The major themes of Szczeszak-Brewer’s memoir are addiction, codependency, nourishment, and intergenerational trauma. She said those themes left a great deal of room for her to explore maternal love and the sacrifices people make for each other. Her grandparents hold a special place in the memoir as people who stepped up to care for her and her brother when their mother was unable or unwilling to do so.
“I wrote this memoir knowing that there are millions of people like me, with a parent or another family member struggling with addiction,” she says. “Knowing that my story is not necessarily unique actually helped me continue writing, because I knew there are people out there who would read it and maybe see themselves a little in the book.”

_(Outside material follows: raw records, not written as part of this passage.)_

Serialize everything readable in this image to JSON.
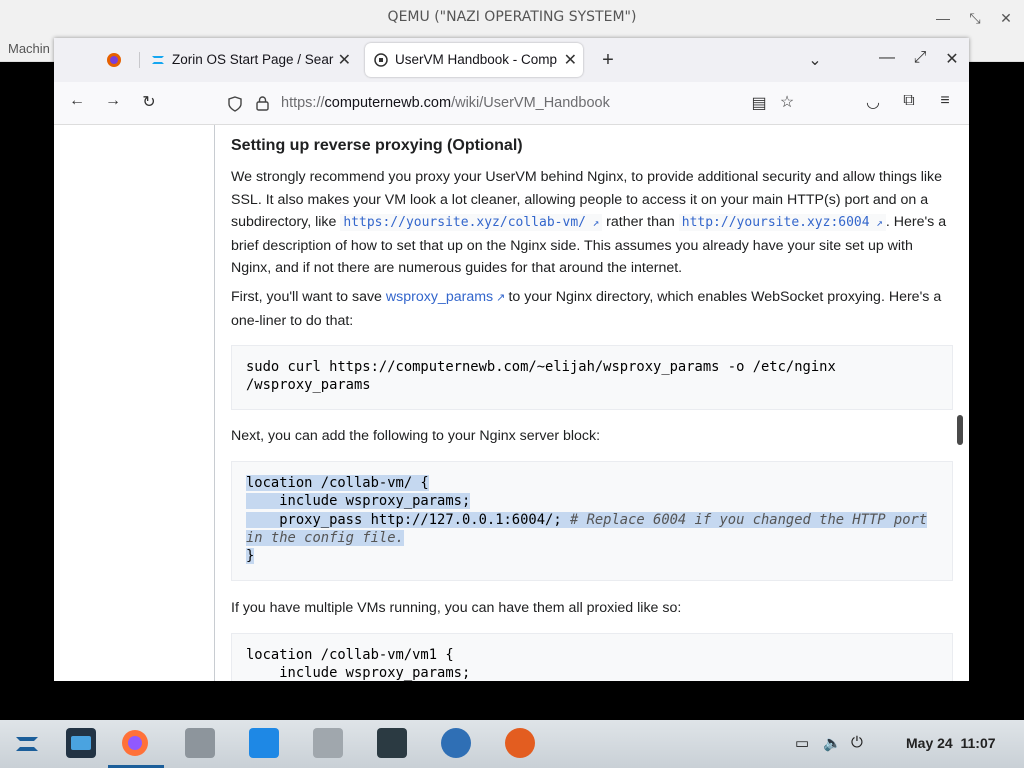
{
  "qemu": {
    "title": "QEMU (\"NAZI OPERATING SYSTEM\")",
    "menu_label": "Machin"
  },
  "tabs": [
    {
      "label": "Zorin OS Start Page / Sear"
    },
    {
      "label": "UserVM Handbook - Comp"
    }
  ],
  "url": {
    "prefix": "https://",
    "host": "computernewb.com",
    "path": "/wiki/UserVM_Handbook"
  },
  "article": {
    "heading": "Setting up reverse proxying (Optional)",
    "p1_a": "We strongly recommend you proxy your UserVM behind Nginx, to provide additional security and allow things like SSL. It also makes your VM look a lot cleaner, allowing people to access it on your main HTTP(s) port and on a subdirectory, like ",
    "p1_code1": "https://yoursite.xyz/collab-vm/",
    "p1_b": " rather than ",
    "p1_code2": "http://yoursite.xyz:6004",
    "p1_c": ". Here's a brief description of how to set that up on the Nginx side. This assumes you already have your site set up with Nginx, and if not there are numerous guides for that around the internet.",
    "p2_a": "First, you'll want to save ",
    "p2_link": "wsproxy_params",
    "p2_b": " to your Nginx directory, which enables WebSocket proxying. Here's a one-liner to do that:",
    "code1_line1": "sudo curl https://computernewb.com/~elijah/wsproxy_params -o /etc/nginx",
    "code1_line2": "/wsproxy_params",
    "p3": "Next, you can add the following to your Nginx server block:",
    "code2_line1": "location /collab-vm/ {",
    "code2_line2": "    include wsproxy_params;",
    "code2_line3a": "    proxy_pass http://127.0.0.1:6004/; ",
    "code2_line3b": "# Replace 6004 if you changed the HTTP port",
    "code2_line4": "in the config file.",
    "code2_line5": "}",
    "p4": "If you have multiple VMs running, you can have them all proxied like so:",
    "code3_line1": "location /collab-vm/vm1 {",
    "code3_line2": "    include wsproxy_params;"
  },
  "taskbar": {
    "date": "May 24",
    "time": "11:07"
  }
}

Szczeszak-Brewer came to the United States to earn her M.F.A. and earned her Ph.D. in English from the University of South Carolina before coming to teach at Wabash. She is the founder and chair of Immigrant Allies, a group that provides translation services, legal aid, and transportation for local immigrants.
What Szczeszak-Brewer didn’t expect the connection her writing created between her and her readers.
“I was surprised at how readily people shared their stories with me,” she says. “I cherish those moments. They come up to me to share they had a family member with that same issue, or that they themselves are pining for love from a family member who isn’t wholly present in their lives.”
One of her proudest moments was first holding the physical copy of her book. It brought back the emotional investment and the time that she had spent writing.
“The fact that I opened the box containing the books in the presence of my children made it even more beautiful and meaningful to me,” says Szczeszak-Brewer. “I decided early on that I would break the cycle of abuse, that their childhood would be very, very different from mine.
“It was a healing moment to hold this book about my past and to think that now it’s an object; it doesn’t just live in my brain or in my heart. It’s an external object that I can hold, touch, open, put away,” she concludes. “The writing itself was retraumatizing, but once the book took its physical form—printed and bound—I was proud, but more relieved.”